While there’s certainly such a thing as “too much garlic,” it really does take a lot of garlic to get there. Garlic is one of those ingredients that needs no measurements, where you should never follow the suggested amount, and instead follow your heart. It adds depth and complexity to practically any savory dish, and while you might not always notice garlic’s presence, you will always notice its absence. It’s become a staple ingredient in cuisines on every continent, including Antarctica. It’s got a myriad of health benefits, too, but none of us really need an excuse to rationalize going crazy with the garlic, now do we.
Depending on the variety, a single bulb of garlic contains upwards of a dozen individual cloves of various sizes, from large fat ones on the outside, and small flat ones closer to the core. The entire head is covered with a papery skin which, when fresh, is taught, unbroken, and will not flake apart when rubbed between your hands. As garlic ages its skin will begin to break and fall away, so keep that in mind when shopping to make sure the bulbs you bring home will last. Additionally, old heads of garlic will begin sprouting green shoots from its cloves, which are fine for planting in the garden, but not so much for eating. If the garlic you have in your kitchen has sprouted, there’s no need to throw it out, but you should remove the sprouts by cutting each clove in half and plucking them out.
It adds depth and complexity to practically any savory dish, and while you might not always notice garlic’s presence, you will always notice its absence.
Use the raw power of your hands to break the bulb apart instead of peeling it, as the more you keep the bulb intact, the longer its shelf life will be. If you find yourself struggling, peel off a few layers of the outer skin, stopping as soon as you can easily pull a few cloves away from the attached root.
The individual cloves are also wrapped in their own papery skin, and again, when fresh, they stubbornly cling to the garlic and are difficult to remove with your fingers. If you intend to use the cloves unbroken and unblemished, carefully use a sharp paring knife to trim off tiny slices from the top and bottom, then make a delicate perpendicular cut and slip the papery wrapping off like a jacket. Preparing garlic this way is good for pickling or making whole roasted cloves, but if you’re looking to impart any serious garlic flavor into what, you’ll need to, at the very least, crush it.

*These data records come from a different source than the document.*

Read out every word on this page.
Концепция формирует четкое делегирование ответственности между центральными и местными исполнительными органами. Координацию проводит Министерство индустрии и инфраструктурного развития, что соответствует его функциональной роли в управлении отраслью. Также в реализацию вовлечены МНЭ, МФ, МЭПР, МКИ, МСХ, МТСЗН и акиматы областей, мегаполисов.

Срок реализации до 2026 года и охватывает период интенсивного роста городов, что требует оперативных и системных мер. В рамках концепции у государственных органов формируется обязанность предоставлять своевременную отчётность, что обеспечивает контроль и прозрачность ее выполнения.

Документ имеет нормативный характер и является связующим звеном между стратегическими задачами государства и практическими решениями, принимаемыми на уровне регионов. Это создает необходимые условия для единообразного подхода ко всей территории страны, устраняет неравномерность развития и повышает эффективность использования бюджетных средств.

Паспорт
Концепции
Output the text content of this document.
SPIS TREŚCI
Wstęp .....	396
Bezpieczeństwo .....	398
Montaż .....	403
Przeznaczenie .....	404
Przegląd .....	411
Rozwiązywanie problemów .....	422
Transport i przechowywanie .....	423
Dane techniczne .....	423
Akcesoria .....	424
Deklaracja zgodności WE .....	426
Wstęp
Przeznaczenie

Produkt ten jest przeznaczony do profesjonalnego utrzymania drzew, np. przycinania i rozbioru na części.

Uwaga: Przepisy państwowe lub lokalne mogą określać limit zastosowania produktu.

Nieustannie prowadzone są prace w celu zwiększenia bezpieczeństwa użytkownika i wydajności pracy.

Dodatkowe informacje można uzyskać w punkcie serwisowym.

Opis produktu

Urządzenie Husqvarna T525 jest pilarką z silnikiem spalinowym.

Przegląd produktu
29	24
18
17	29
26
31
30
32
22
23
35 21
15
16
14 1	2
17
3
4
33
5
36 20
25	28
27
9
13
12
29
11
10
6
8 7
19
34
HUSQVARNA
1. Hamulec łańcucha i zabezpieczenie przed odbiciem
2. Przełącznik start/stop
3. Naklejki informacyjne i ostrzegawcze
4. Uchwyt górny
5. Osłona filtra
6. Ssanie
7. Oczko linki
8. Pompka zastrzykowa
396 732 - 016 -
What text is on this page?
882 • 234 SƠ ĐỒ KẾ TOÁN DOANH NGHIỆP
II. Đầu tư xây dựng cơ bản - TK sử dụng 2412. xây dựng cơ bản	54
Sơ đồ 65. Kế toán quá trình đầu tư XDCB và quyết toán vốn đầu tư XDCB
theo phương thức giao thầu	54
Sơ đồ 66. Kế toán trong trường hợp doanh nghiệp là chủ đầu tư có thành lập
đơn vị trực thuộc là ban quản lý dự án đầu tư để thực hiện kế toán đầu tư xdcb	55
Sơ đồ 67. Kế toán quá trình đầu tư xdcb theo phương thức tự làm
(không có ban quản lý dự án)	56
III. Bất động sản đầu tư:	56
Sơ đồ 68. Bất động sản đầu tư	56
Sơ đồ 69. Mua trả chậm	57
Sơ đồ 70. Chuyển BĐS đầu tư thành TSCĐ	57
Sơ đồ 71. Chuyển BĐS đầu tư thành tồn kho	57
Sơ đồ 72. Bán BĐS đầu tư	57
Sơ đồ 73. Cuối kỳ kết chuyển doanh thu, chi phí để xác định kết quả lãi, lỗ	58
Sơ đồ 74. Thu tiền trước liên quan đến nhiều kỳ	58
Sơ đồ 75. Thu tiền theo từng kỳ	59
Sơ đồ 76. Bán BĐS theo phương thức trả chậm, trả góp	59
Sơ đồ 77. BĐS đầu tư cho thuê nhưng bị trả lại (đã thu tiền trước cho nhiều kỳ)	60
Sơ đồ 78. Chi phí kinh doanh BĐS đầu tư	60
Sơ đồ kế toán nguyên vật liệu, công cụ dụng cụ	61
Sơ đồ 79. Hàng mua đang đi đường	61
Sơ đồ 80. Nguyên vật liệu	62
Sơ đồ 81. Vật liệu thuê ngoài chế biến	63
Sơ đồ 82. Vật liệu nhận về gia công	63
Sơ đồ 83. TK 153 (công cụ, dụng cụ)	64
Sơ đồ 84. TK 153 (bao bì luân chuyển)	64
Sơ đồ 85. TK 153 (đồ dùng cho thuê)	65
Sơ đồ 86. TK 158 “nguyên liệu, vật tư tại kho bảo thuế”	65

When garlic is crushed, diced, minced, grated, pulverized or broken down in any way, its cells release a an enzyme called alliinase which, when exposed to oxygen, catalyzes the formation of a sulfur compound called allicin. Allicin is what gives garlic its signature flavor, and the more you break up the garlic, the more potent it will taste. If you’re looking for a gentle garlic flavor, like in salad dressings or gravies, lightly crush your garlic to keep the allicin to a minimum. If you want your dish to taste ultra-garlicky, grate the cloves with a microplane to turn into an intensely flavored paste. Chopping, mincing, and slicing create flavors in between, so use that knowledge to control the flavor of whatever dish you’re preparing.
Allicin is what gives garlic its signature flavor, and the more you break up the garlic, the more potent it will taste.
Another benefit to crushing: it’s the best, easiest way to peel garlic, as once it’s been given a few thwacks, the papery skin will peel right off to be discarded. Use the flat side of a chef’s knife to do this, positioning the clove close to the handle, where the blade is strongest and has the most surface area. Place the heel of your hand on top of the knife and firmly press down until you can feel the garlic cloves pop. Be sure to do this on a cutting board or other surface where the garlic will not slip around, and keep the blade of the knife pointed away from you for safety purposes.
To chop or mince garlic, gather your crushed, peeled cloves together in a pile. Hold the handle of your chef’s knife firmly with your dominant hand, place the palm of your other hand on the back of the blade, and begin rocking the knife back and forth over the garlic until it’s cut to your liking.
To slice your garlic into thin pieces, start by crushing it lightly—just enough to make the skin easily peel off. Hold the clove against the cutting board with your fingertips curled down, then slowly and carefully glide your thinnest knife through it. When slicing, speed is not as important as accuracy, so take your time.